(CHICAGO) A relative of the teenage girl accused of shooting Endia Martin invoked the Fifth Amendment when she took the stand at the Leighton Criminal Courthouse Thursday night, the Chicago Sun-Times is reporting.
Vandetta Redwood said she worked on April 28, 2014, and came to her South Side home, where her cousin Donnell Flora would occasionally stop by to do laundry.
But when Flora’s attorney Joel Brodsky asked her where she went afterward that day, Redwood said, “I plead the Fifth Amendment.”
Redwood, who sat next to her lawyer, repeatedly invoked the Fifth Amendment when Brodsky and Assistant Cook County State’s Attorney Athena Farmakis pressed her for more details of her connection to the incident.
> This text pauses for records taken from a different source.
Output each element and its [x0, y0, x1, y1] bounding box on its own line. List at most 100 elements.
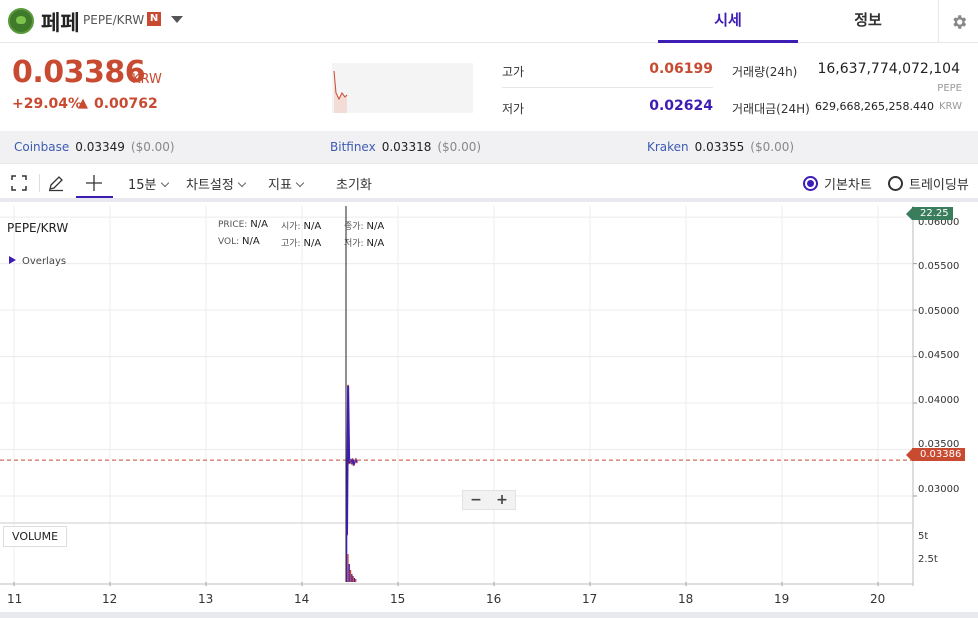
chart-pair-label: PEPE/KRW [7, 221, 69, 235]
y-tick-label: 0.05500 [918, 261, 960, 272]
volume-bar [348, 564, 350, 582]
x-tick-label: 19 [774, 592, 790, 606]
exchange-name: Kraken [647, 140, 689, 154]
tab-market[interactable]: 시세 [658, 0, 798, 43]
info-label: 저가: [344, 239, 364, 249]
amount-label: 거래대금(24H) [732, 102, 810, 116]
x-tick-label: 18 [678, 592, 694, 606]
exchange-kraken[interactable]: Kraken 0.03355 ($0.00) [647, 140, 794, 154]
bottom-scroll-bar[interactable] [0, 612, 978, 618]
coin-name: 페페 [41, 11, 80, 35]
price-point [347, 384, 349, 387]
y-tick-label: 0.05000 [918, 306, 960, 317]
volume-bar [347, 554, 349, 582]
fullscreen-icon[interactable] [8, 173, 30, 193]
info-label: 종가: [344, 222, 364, 232]
zoom-controls: − + [462, 490, 516, 510]
x-tick-label: 11 [7, 592, 23, 606]
price-point [350, 461, 353, 464]
price-unit: KRW [132, 72, 162, 87]
radio-selected-icon [803, 176, 818, 191]
volume-label: 거래량(24h) [732, 65, 798, 79]
price-point [351, 458, 354, 460]
info-value: N/A [366, 221, 385, 232]
high-label: 고가 [502, 65, 525, 79]
radio-tradingview[interactable]: 트레이딩뷰 [888, 174, 969, 193]
volume-bar [346, 530, 348, 582]
green-price-tag: 22.25 [912, 207, 953, 220]
price-chart[interactable]: PEPE/KRW Overlays PRICE: N/A 시가: N/A 종가:… [0, 206, 978, 612]
low-label: 저가 [502, 102, 525, 116]
volume-bar [349, 570, 352, 582]
indicators-label: 지표 [268, 178, 292, 193]
high-value: 0.06199 [649, 61, 713, 77]
coin-select-caret-icon[interactable] [171, 16, 183, 23]
high-row: 고가 0.06199 [502, 52, 713, 88]
zoom-out-button[interactable]: − [463, 491, 489, 509]
exchange-coinbase[interactable]: Coinbase 0.03349 ($0.00) [14, 140, 175, 154]
gear-icon[interactable] [938, 0, 978, 43]
volume-tick-label: 5t [918, 531, 929, 542]
info-value: N/A [250, 219, 268, 230]
exchange-usd: ($0.00) [130, 140, 175, 154]
exchange-name: Bitfinex [330, 140, 376, 154]
current-price: 0.03386 [12, 55, 146, 90]
info-label: 고가: [281, 239, 301, 249]
x-tick-label: 13 [198, 592, 214, 606]
x-tick-label: 20 [870, 592, 886, 606]
price-point [353, 460, 356, 463]
info-high: 고가: N/A [281, 236, 321, 249]
chart-settings-dropdown[interactable]: 차트설정 [186, 174, 247, 193]
radio-basic-chart[interactable]: 기본차트 [803, 174, 872, 193]
info-label: 시가: [281, 222, 301, 232]
toolbar-divider [39, 174, 40, 192]
info-value: N/A [303, 221, 322, 232]
overlays-label: Overlays [22, 256, 67, 267]
up-arrow-icon: ▲ [78, 96, 88, 111]
info-value: N/A [366, 238, 385, 249]
interval-label: 15분 [128, 178, 157, 193]
volume-unit: PEPE [937, 83, 962, 94]
exchange-price: 0.03349 [75, 140, 125, 154]
chevron-down-icon [160, 178, 169, 188]
volume-pane-label: VOLUME [3, 526, 68, 547]
chevron-down-icon [295, 178, 305, 188]
x-tick-label: 14 [294, 592, 310, 606]
info-vol: VOL: N/A [218, 236, 260, 247]
chart-canvas[interactable] [0, 206, 978, 612]
info-label: VOL: [218, 237, 240, 247]
price-point [352, 464, 355, 467]
exchange-price: 0.03355 [694, 140, 745, 154]
volume-bar [353, 578, 356, 582]
tab-info[interactable]: 정보 [798, 0, 938, 43]
overlays-toggle[interactable]: Overlays [9, 256, 66, 267]
chart-settings-label: 차트설정 [186, 178, 234, 193]
chevron-down-icon [237, 178, 247, 188]
zoom-in-button[interactable]: + [489, 491, 515, 509]
crosshair-icon[interactable] [83, 173, 105, 193]
radio-unselected-icon [888, 176, 903, 191]
play-triangle-icon [9, 256, 16, 264]
price-point [355, 458, 357, 461]
interval-dropdown[interactable]: 15분 [128, 174, 169, 193]
reset-button[interactable]: 초기화 [336, 174, 372, 193]
x-tick-label: 15 [390, 592, 406, 606]
volume-bar [355, 579, 357, 582]
coin-pair: PEPE/KRW [83, 13, 145, 27]
pencil-icon[interactable] [45, 173, 67, 193]
price-point [349, 459, 352, 462]
x-tick-label: 17 [582, 592, 598, 606]
exchange-bar: Coinbase 0.03349 ($0.00) Bitfinex 0.03318 ($… [0, 131, 978, 164]
x-tick-label: 16 [486, 592, 502, 606]
info-close: 종가: N/A [344, 219, 384, 232]
header: 페페 PEPE/KRW N 시세 정보 [0, 0, 978, 43]
volume-value: 16,637,774,072,104 [817, 61, 960, 77]
exchange-bitfinex[interactable]: Bitfinex 0.03318 ($0.00) [330, 140, 481, 154]
info-price: PRICE: N/A [218, 219, 268, 230]
chart-toolbar: 15분 차트설정 지표 초기화 기본차트 트레이딩뷰 [0, 164, 978, 202]
low-value: 0.02624 [649, 98, 713, 114]
info-open: 시가: N/A [281, 219, 321, 232]
indicators-dropdown[interactable]: 지표 [268, 174, 305, 193]
y-tick-label: 0.03000 [918, 484, 960, 495]
info-low: 저가: N/A [344, 236, 384, 249]
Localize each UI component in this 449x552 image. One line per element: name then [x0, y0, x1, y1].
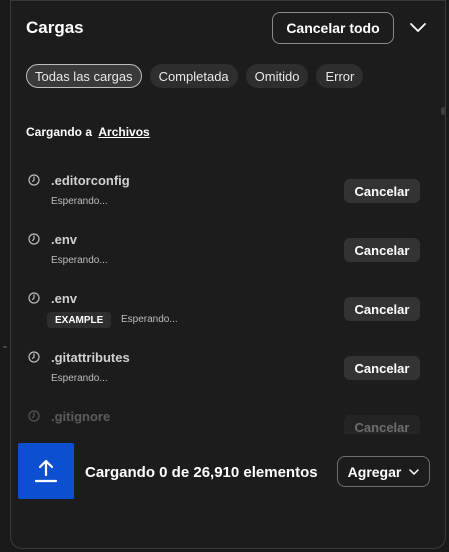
upload-status: Esperando...: [51, 373, 108, 384]
scrollbar-thumb[interactable]: [441, 107, 445, 115]
chevron-down-icon: [409, 468, 420, 475]
destination-prefix: Cargando a: [26, 125, 93, 139]
uploads-panel: Cargas Cancelar todo Todas las cargas Co…: [10, 0, 446, 549]
upload-progress-icon-box: [18, 443, 74, 499]
upload-row: .gitignore Cancelar: [11, 402, 445, 434]
filter-completed[interactable]: Completada: [149, 64, 238, 88]
upload-row: .gitattributes Esperando... Cancelar: [11, 343, 445, 402]
upload-row: .editorconfig Esperando... Cancelar: [11, 166, 445, 225]
upload-row: .env EXAMPLE Esperando... Cancelar: [11, 284, 445, 343]
upload-status: Esperando...: [121, 314, 178, 325]
filter-all-uploads[interactable]: Todas las cargas: [26, 64, 142, 88]
upload-status: Esperando...: [51, 255, 108, 266]
add-button-label: Agregar: [347, 463, 402, 480]
filter-chips: Todas las cargas Completada Omitido Erro…: [26, 64, 364, 88]
collapse-button[interactable]: [407, 17, 429, 39]
cancel-upload-button[interactable]: Cancelar: [344, 179, 420, 203]
upload-row: .env Esperando... Cancelar: [11, 225, 445, 284]
add-button[interactable]: Agregar: [337, 456, 430, 487]
upload-list: .editorconfig Esperando... Cancelar .env…: [11, 166, 445, 434]
cancel-upload-button[interactable]: Cancelar: [344, 415, 420, 434]
cancel-all-button[interactable]: Cancelar todo: [272, 12, 394, 44]
filter-skipped[interactable]: Omitido: [245, 64, 309, 88]
file-name: .gitignore: [51, 409, 111, 424]
cancel-upload-button[interactable]: Cancelar: [344, 356, 420, 380]
panel-header: Cargas Cancelar todo: [11, 1, 445, 57]
file-tag-badge: EXAMPLE: [47, 312, 112, 328]
filter-error[interactable]: Error: [316, 64, 364, 88]
cancel-upload-button[interactable]: Cancelar: [344, 238, 420, 262]
clock-icon: [28, 174, 40, 186]
panel-title: Cargas: [26, 18, 84, 37]
upload-status: Esperando...: [51, 196, 108, 207]
file-name: .editorconfig: [51, 173, 130, 188]
clock-icon: [28, 410, 40, 422]
upload-progress-text: Cargando 0 de 26,910 elementos: [85, 464, 318, 481]
cancel-upload-button[interactable]: Cancelar: [344, 297, 420, 321]
clock-icon: [28, 351, 40, 363]
resize-handle[interactable]: [3, 346, 7, 348]
file-name: .env: [51, 291, 78, 306]
chevron-down-icon: [410, 23, 426, 32]
clock-icon: [28, 233, 40, 245]
destination-line: Cargando a Archivos: [26, 125, 150, 139]
destination-folder-link[interactable]: Archivos: [98, 125, 149, 139]
clock-icon: [28, 292, 40, 304]
upload-arrow-icon: [34, 459, 58, 483]
upload-footer: Cargando 0 de 26,910 elementos Agregar: [11, 437, 445, 507]
file-name: .gitattributes: [51, 350, 130, 365]
file-name: .env: [51, 232, 78, 247]
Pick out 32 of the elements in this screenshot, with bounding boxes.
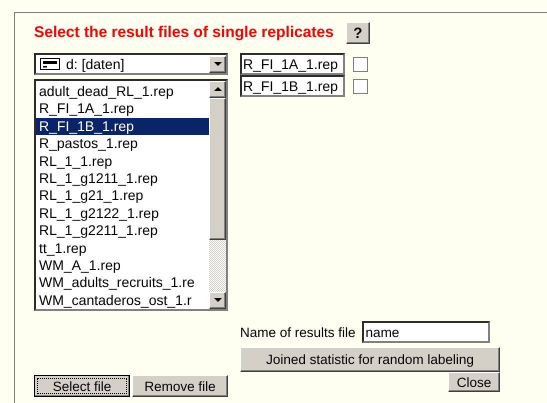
file-item[interactable]: WM_adults_recruits_1.re (36, 274, 195, 292)
scrollbar-thumb[interactable] (209, 98, 226, 240)
checkbox[interactable] (353, 78, 368, 94)
results-name-field[interactable]: name (362, 321, 490, 343)
file-item[interactable]: adult_dead_RL_1.rep (36, 83, 174, 100)
file-item[interactable]: tt_1.rep (36, 240, 86, 258)
checkbox[interactable] (353, 56, 368, 72)
file-list[interactable] (34, 79, 228, 311)
close-button[interactable]: Close (448, 372, 500, 392)
remove-file-button[interactable]: Remove file (132, 375, 228, 397)
scroll-down-icon[interactable] (209, 292, 226, 309)
drive-dropdown[interactable]: d: [daten] (34, 53, 228, 75)
file-item[interactable]: R_pastos_1.rep (36, 135, 138, 153)
file-item[interactable]: WM_A_1.rep (36, 257, 121, 274)
chosen-file: R_FI_1B_1.rep (240, 75, 345, 97)
file-item[interactable]: RL_1_g21_1.rep (36, 187, 144, 205)
file-item[interactable]: RL_1_g1211_1.rep (36, 170, 158, 188)
scroll-up-icon[interactable] (209, 81, 226, 98)
help-button[interactable]: ? (346, 22, 370, 44)
file-item[interactable]: R_FI_1A_1.rep (36, 100, 134, 118)
results-name-label: Name of results file (240, 324, 356, 340)
joined-statistic-button[interactable]: Joined statistic for random labeling (240, 347, 500, 372)
file-item[interactable]: RL_1_g2122_1.rep (36, 204, 159, 222)
file-item[interactable]: WM_cantaderos_ost_1.r (36, 292, 192, 309)
chosen-file: R_FI_1A_1.rep (240, 53, 345, 75)
file-item[interactable]: RL_1_g2211_1.rep (36, 222, 158, 240)
file-item[interactable]: RL_1_1.rep (36, 152, 112, 170)
file-item[interactable]: R_FI_1B_1.rep (36, 118, 209, 136)
dialog-title: Select the result files of single replicates (34, 24, 334, 42)
drive-label: d: [daten] (66, 56, 126, 72)
drive-icon (40, 58, 60, 70)
select-file-button[interactable]: Select file (34, 375, 130, 397)
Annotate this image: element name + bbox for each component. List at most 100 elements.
Flora, 27, is on trial for 14-year-old Endia’s murder and the attempted murder of another teen who was injured when Flora’s niece opened fire in the 900 block of West Garfield.
Flora’s niece, now 16, is currently awaiting trial in Juvenile Court.
Flora’s attorneys said he refused to give his niece a gun when she asked him for one to protect herself from the rivals she had been feuding with on social media.
He did, however, give the gun to Redwood, who accompanied the girl to the deadly fight, defense attorneys maintain.
Flora was at the scene, too, according to court testimony.
But his lawyers said Redwood was the adult relative who encouraged the girl by screaming “shoot the b—-.”
Mob action and obstruction of justice charges were filed against Redwood but eventually dismissed.
Before prosecutors rested their case Thursday, they presented an interrogation video in which a crying Flora changed his stories several times but admitted he gave the girl the gun but said “it wasn’t supposed to be loaded.”
Flora’s trial is expected to continue before Judge Thaddeus Wilson on Friday.